In high school, however, I started doing computer science as an actual class, and as per the teacher's directive, learned HTML, CSS, and JavaScript for three years straight. That's really where my abilities started to skyrocket, as I obviously already had a decent jumping-off point, but from there I really just had a great opportunity to learn more.

In eleventh grade, we were supposed to learn a bit of python, and pick a third language to learn in twelfth grade. Although we were encouraged to learn "easier" languages such as C# and the likes, I asked to personally learn Rust, which my teacher allowed me to do. Honestly, stupid idea, but the best choice I made at the same time. Since then, I've learned a lot, become a much better programmer, and truly learned to love this amazing language. Do I think that everything should be (re)written in Rust? No, some tasks are really just not suited for Rust, but it still is a very impressively versatile language.

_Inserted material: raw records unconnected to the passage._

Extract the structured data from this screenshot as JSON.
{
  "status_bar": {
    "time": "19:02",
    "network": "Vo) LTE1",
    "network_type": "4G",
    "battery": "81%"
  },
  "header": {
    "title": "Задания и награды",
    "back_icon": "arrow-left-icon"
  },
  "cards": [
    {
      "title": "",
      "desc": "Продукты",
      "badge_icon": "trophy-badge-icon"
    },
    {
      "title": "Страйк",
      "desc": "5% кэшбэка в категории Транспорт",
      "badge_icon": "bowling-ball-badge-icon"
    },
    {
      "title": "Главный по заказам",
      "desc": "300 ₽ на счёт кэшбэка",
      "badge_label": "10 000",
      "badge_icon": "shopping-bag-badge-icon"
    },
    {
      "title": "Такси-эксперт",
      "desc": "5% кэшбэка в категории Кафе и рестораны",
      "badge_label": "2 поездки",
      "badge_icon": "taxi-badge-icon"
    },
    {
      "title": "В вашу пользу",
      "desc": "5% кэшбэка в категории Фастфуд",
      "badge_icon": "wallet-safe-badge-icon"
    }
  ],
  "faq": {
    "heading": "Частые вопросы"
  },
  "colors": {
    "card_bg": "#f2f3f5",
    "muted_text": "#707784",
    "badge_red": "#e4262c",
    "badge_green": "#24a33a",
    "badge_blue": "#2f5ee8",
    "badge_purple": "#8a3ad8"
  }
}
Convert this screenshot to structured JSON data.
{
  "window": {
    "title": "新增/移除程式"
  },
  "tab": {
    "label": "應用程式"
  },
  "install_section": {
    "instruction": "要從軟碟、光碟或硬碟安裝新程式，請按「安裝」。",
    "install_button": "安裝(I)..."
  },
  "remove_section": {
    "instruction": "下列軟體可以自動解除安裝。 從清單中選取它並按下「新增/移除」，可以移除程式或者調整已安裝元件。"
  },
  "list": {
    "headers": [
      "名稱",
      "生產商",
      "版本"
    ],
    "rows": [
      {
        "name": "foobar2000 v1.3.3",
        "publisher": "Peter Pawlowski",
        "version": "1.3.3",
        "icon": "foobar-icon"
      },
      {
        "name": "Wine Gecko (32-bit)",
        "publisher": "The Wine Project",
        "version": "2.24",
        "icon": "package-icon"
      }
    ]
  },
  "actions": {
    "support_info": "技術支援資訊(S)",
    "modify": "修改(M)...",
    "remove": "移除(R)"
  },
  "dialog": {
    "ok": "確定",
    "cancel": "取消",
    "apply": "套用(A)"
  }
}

Now, at the end of my last year of high school, I ran into a slight... hiccup, if you can call it that. More specifically, I figured out, after a long year or more of questioning, that I was transgender. Okay yes, I'm a comp sci trans-girl who likes Rust, so sue me. While that might not serve as much of a literal roadblock, I think most of you reading this can imagine that dealing with that mentally and socially (and sometimes even physically) is not easy or simple.

That's also why if you try to find any of the projects I've worked on or competitions I've participated in, you won't find much. Everything from before is linked to my deadname, so I've been trying to bury it well, and I'll bury them harder as time goes on.

So what now?

Well, that's a good question. Really, my life is only just starting, not just because I'm only recently an adult, but up to this point in my life, I've mostly just been drifting. I'm only just starting to actually actually become a person, and to define who I am to me, and to the world. I'm going to keep going through my transition, I'm going to keep going through my education, and I'm going to keep learning more about who I am. Currently, the biggest thing I'm looking forward to is participating in Google Summer of Code this summer. Look forward to more blog posts about that, I'm planning on it.

To anybody who's checking this out, thank you, I'm glad you could be here.